Охуевший, я хватаю железную решетку и наступаю на убийцу, Элвис и Иисус тянут меня назад, орут и вопрошают: Кому, я думаю, будет лучше, если откажусь от работы — они знают, что ты думаешь, что я думаю — меня отправят обратно в Семь Башен и оставят отбывать остаток срока с теми человеческими отбросами — лицемеры — и я смотрю на их лица и вижу двух жалких людей — безвольные ебаные отбросы — и они говорят, что ненавидят эту работу и чувствуют себя так же, как и я, но зато нас освободят; и если не мы будем убивать этих животных, то это сделает кто-то другой, и вот они чего стоят, мои два благочестивых друга, с их пустыми идеалами и фальшивыми мечтами, они говорят и говорят и никогда не скажут стоящего.
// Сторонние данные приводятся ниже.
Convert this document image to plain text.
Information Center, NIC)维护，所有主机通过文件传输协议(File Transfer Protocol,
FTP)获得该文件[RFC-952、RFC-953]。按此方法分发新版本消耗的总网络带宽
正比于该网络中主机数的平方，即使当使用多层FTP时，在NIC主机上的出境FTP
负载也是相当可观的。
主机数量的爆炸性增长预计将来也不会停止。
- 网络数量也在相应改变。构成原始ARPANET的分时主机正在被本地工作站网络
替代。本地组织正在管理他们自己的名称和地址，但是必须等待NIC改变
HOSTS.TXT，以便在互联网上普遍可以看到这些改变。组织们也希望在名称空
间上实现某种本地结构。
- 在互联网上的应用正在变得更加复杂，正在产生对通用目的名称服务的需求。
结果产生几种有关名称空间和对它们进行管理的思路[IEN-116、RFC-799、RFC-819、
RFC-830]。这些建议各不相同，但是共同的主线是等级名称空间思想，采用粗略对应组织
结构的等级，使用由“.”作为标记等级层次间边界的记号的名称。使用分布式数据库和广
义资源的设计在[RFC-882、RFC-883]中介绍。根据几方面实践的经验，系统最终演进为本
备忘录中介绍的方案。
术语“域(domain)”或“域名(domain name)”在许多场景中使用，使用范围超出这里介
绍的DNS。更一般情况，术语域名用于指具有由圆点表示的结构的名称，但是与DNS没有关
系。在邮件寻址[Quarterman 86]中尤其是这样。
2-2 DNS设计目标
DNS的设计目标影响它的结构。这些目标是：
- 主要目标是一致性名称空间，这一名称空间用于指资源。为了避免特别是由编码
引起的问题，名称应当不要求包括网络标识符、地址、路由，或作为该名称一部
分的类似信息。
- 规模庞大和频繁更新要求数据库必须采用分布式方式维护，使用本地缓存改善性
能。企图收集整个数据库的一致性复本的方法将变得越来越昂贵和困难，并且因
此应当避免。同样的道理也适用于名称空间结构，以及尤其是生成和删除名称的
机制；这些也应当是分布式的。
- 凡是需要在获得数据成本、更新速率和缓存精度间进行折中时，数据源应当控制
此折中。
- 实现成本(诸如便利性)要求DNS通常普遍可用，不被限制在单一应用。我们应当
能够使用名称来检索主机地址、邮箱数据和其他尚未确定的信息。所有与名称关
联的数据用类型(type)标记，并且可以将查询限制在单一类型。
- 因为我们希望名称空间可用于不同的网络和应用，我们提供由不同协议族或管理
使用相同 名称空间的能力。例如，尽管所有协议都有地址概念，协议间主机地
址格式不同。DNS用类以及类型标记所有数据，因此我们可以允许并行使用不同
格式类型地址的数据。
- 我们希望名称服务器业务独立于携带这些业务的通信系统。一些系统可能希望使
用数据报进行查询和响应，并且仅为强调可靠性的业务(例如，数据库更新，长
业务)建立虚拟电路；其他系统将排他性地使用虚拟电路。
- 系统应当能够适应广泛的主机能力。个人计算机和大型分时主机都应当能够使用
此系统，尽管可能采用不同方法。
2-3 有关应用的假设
Я отталкиваю их прочь и бегу вперед, разбиваю решетку о лицо убийцы поросят — в конце я бью этого пиздюка еще дважды, он падает на пол, и его голова раскалывается, и роботы идут на меня толпой, а поросята визжат и пытаются сбежать, но тут негде спрятаться; и я машу решеткой на механических людей, а они пытаются выхватить ее и размахивают ножами, но они слишком трусливы, чтобы пусть в ход ножи, потому что могут потерять эту работу; и я хватаю за голову какого-то человека, и он падает, и они прыгают па меня; и я выронил решетку, и я царапаюсь и кусаюсь, как мартышка-гоблин, и это действительно их напугало; и вот бегут надзиратели и вздергивают меня на ноги и тащат к двери, а я пытаюсь высвободиться, и побежать обратно, и пнуть убийцу поросят в его чертово лицо, его окровавленная жертва дергается в конвульсиях смерти; и надзиратели лупят меня своими дубинками, а я едва это чувствую, толкаю их в спины и нетвердой походкой выхожу на чистый воздух этого грязного мира; и получаю еще больше ударов по черепу и по спине, нет смысла искать хорошее в людях, потому что большинство из них — трусы, чьи слова не стоят и ломаного гроша; и я останавливаюсь на середине двора и падаю на колени, наклоняюсь над их превосходным бетоном и освобождаюсь от блевотины, и пусть все это выйдет из меня вместе с потоком тошноты, я избавляюсь от их несправедливости, и от своей вины, и истинной гнилости этой жизни.

Тюрьма — это вояж открытий, путешествие в глубины ночи, самой длинной ночи в человеческой душе, и может, я скажу страшную вещь, но это было благословением, спрятанным под самой уродливой маской. Семь Башен очистили меня. Ничему не научили меня, но заставили меня познать себя. Когда меня освободят, я буду делать это с гордо поднятой головой. Это мое образование. Мое откровение. Потому что путь может быть долгим и путь может быть трудным, но кого это ебет, это больше, чем о времени и пространстве. Моя невинность за пределами понимания их лицемерных судов и убогого наказания, их гнилых взяток и выборов, их жалких попыток заставить меня вылизывать их ботинки, и спасибо им за то, что оказали мне такую честь. Я отвергаю их свободу и все еще дрожу после того, как на секунду заглянул в ад, который в миллион раз страшней заключения в самой жуткой тюрьме, я сижу один в фургоне, который везет меня назад, в Семь Башен.

Оцепенелый, охуевший, я проезжаю туманные поля, вижу, как птицы перелетают с телеграфных столбов на деревья, шелестят перышками и взмывают в небо. Я скорблю о невинных в скотобойне, мне жаль их экзекуторов, механических людей, которые продали свои души и разрушили последнее зерно чистоты. Я покачиваюсь от движения фургона, мимо пробегают поля и леса, а Элвис и Иисус работают над шеями поросят и ягнят. И я презираю их так же сильно, как и Директора, а может, даже сильней. Ферма — это фабрика, и там нет места для этого неженки. Они могут принимать свой ежедневный душ, и жрать хорошую еду, и жить в отдельных камерах. Дайте мне шанс ходить на сафари и принимать горячий душ пять минут в неделю, дайте мне пахнущее плесенью одеяло и переполненную общую спальню, где живут страстные люди, которые убивали и расчленяли под жаром момента, безумные ебаные мартышки, которые никогда не спят, и того психопата в пижаме, человека, который сжег мой дом и поставил меня лицом к лицу с пожаром, случившимся много лет назад. И я бормочу что-то сам себе, как будто я сошел с ума, а может, так оно и есть.